Numerical and experimental investigations of thermal riveting of polymeric materials

聚合物材料热铆接的数值和实验研究

• 批准号: 413515815
• 负责人: Professorin Dr.-Ing. Birgit Awiszus
• 金额: --
• 依托单位: Professur Kunststoffe
• 依托单位国家: 德国
• 项目类别: Research Grants
• 财政年份: 2019
• 资助国家: 德国
• 起止时间: 2018-12-31 至 2022-12-31
• 项目状态: 已结题
• 来源: https://gepris.dfg.de/gepris/projekt/413515815?language=en
• 关键词: Numerical; experimental; investigations; thermal; riveting

Due to the comparison between experiment and simulation, the geometrical-constructive, material and process-technical factors influencing thermal plastic riveting can be realistically recorded and modeled. The usage of numerical models should increase the process transparency and should lead to manageable design criteria for plastic riveted joints. The classification of thermal riveting methods are based on the type of energy input like the hot air riveting (convection) and the hot forming (heat conduction). Based on the experimentally determined material behavior, numerical models have to be developed which simulate the thermal riveting processes close to reality. The aim is to characterize the process-specific interactions between the heating and forming behavior and to link them with the resulting material structure. Furthermore, the mechanical joining properties have to be correlated with the non-measurable or difficult-to-measure physical parameters (e.g. stress, strain) using the FEM. These physical parameters are depending on the used riveting pin geometry, the stamp design and the process parameters. In addition, the quasi-static strength characteristics determined in the simulation and in laboratory tests are to be transferred to the operating behavior under dynamic load. It should be scientifically explained, under which restrictions the short-term properties, determined by simulation and experiment, can be used to evaluate the long-term properties. For this purpose, vibration tests (shakers), dynamic head tensile tests and long-term investigations under the influence of media and temperature are carried out. Fracture-mechanical, light microscopic and thermal analyzes are done to characterize the failure modes, the failure process and the material condition.

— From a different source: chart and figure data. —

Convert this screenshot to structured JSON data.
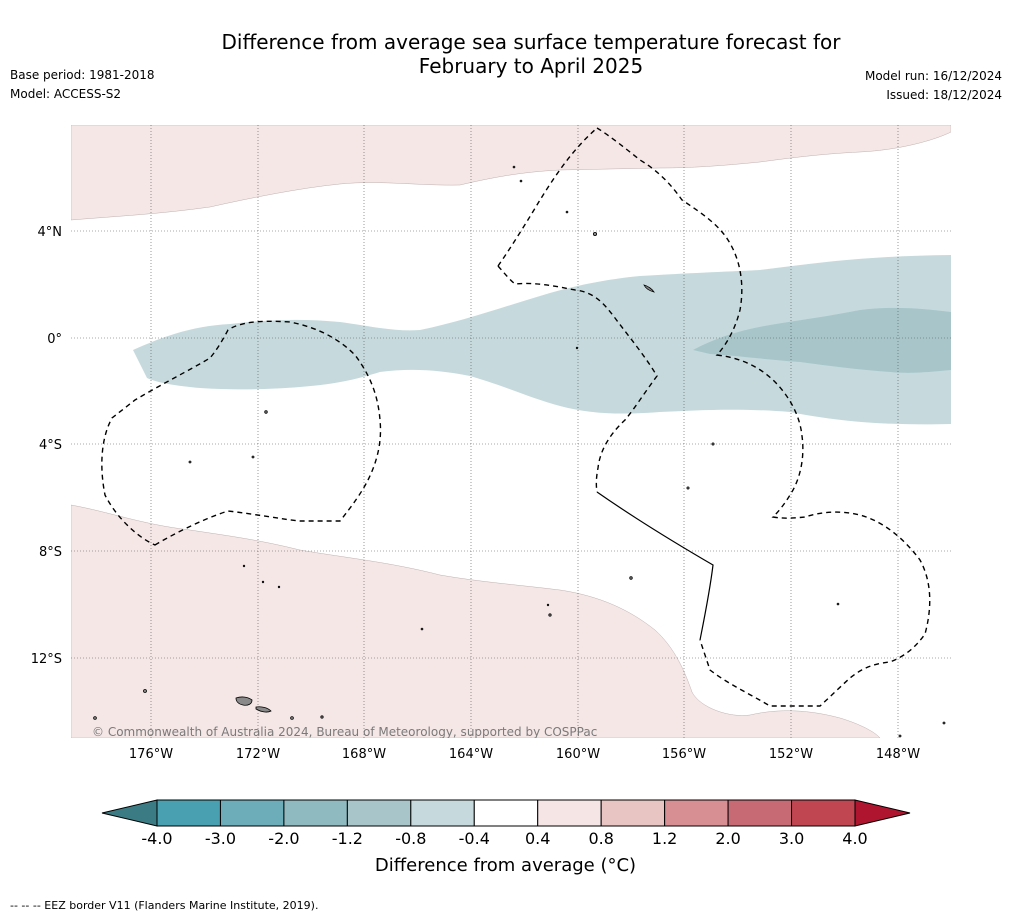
{
  "title_line1": "Difference from average sea surface temperature forecast for",
  "title_line2": "February to April 2025",
  "base_period": "Base period: 1981-2018",
  "model": "Model: ACCESS-S2",
  "model_run": "Model run: 16/12/2024",
  "issued": "Issued: 18/12/2024",
  "copyright": "© Commonwealth of Australia 2024, Bureau of Meteorology, supported by COSPPac",
  "latitude_labels": [
    "4°N",
    "0°",
    "4°S",
    "8°S",
    "12°S"
  ],
  "longitude_labels": [
    "176°W",
    "172°W",
    "168°W",
    "164°W",
    "160°W",
    "156°W",
    "152°W",
    "148°W"
  ],
  "colorbar": {
    "title": "Difference from average (°C)",
    "tick_labels": [
      "-4.0",
      "-3.0",
      "-2.0",
      "-1.2",
      "-0.8",
      "-0.4",
      "0.4",
      "0.8",
      "1.2",
      "2.0",
      "3.0",
      "4.0"
    ],
    "colors": [
      "#48a0b1",
      "#6dadba",
      "#8ebac0",
      "#a8c6ca",
      "#c6dadd",
      "#ffffff",
      "#f5e6e5",
      "#e8c5c2",
      "#d78f94",
      "#c86a74",
      "#c04652"
    ],
    "extend_low_color": "#3a7b84",
    "extend_high_color": "#b01530"
  },
  "footer_legend": "--  --  -- EEZ border V11 (Flanders Marine Institute, 2019)."
}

由于实验与模拟之间的比较，影响热塑铆接的几何结构、材料和工艺技术因素可以被真实地记录和建模。数值模型的使用应提高过程透明度，并应为塑料铆接接头提供易于管理的设计标准。热铆接方法的分类是基于能量输入的类型，例如热空气铆接（对流）和热成型（热传导）。基于实验确定的材料行为，必须开发模拟接近现实的热铆接过程的数值模型。目的是表征加热和成型行为之间特定于过程的相互作用，并将它们与最终的材料结构联系起来。此外，机械连接性能必须与使用有限元法无法测量或难以测量的物理参数（例如应力、应变）相关联。这些物理参数取决于所使用的铆钉几何形状、冲压设计和工艺参数。此外，在模拟和实验室测试中确定的准静态强度特性将被转移到动态负载下的操作行为。应该进行科学的解释，在这种限制下，通过模拟和实验确定的短期特性可以用来评估长期特性。为此，进行了振动试验（振动台）、动态头部拉伸试验以及介质和温度影响下的长期研究。通过断裂力学、光学显微镜和热分析来表征失效模式、失效过程和材料状况。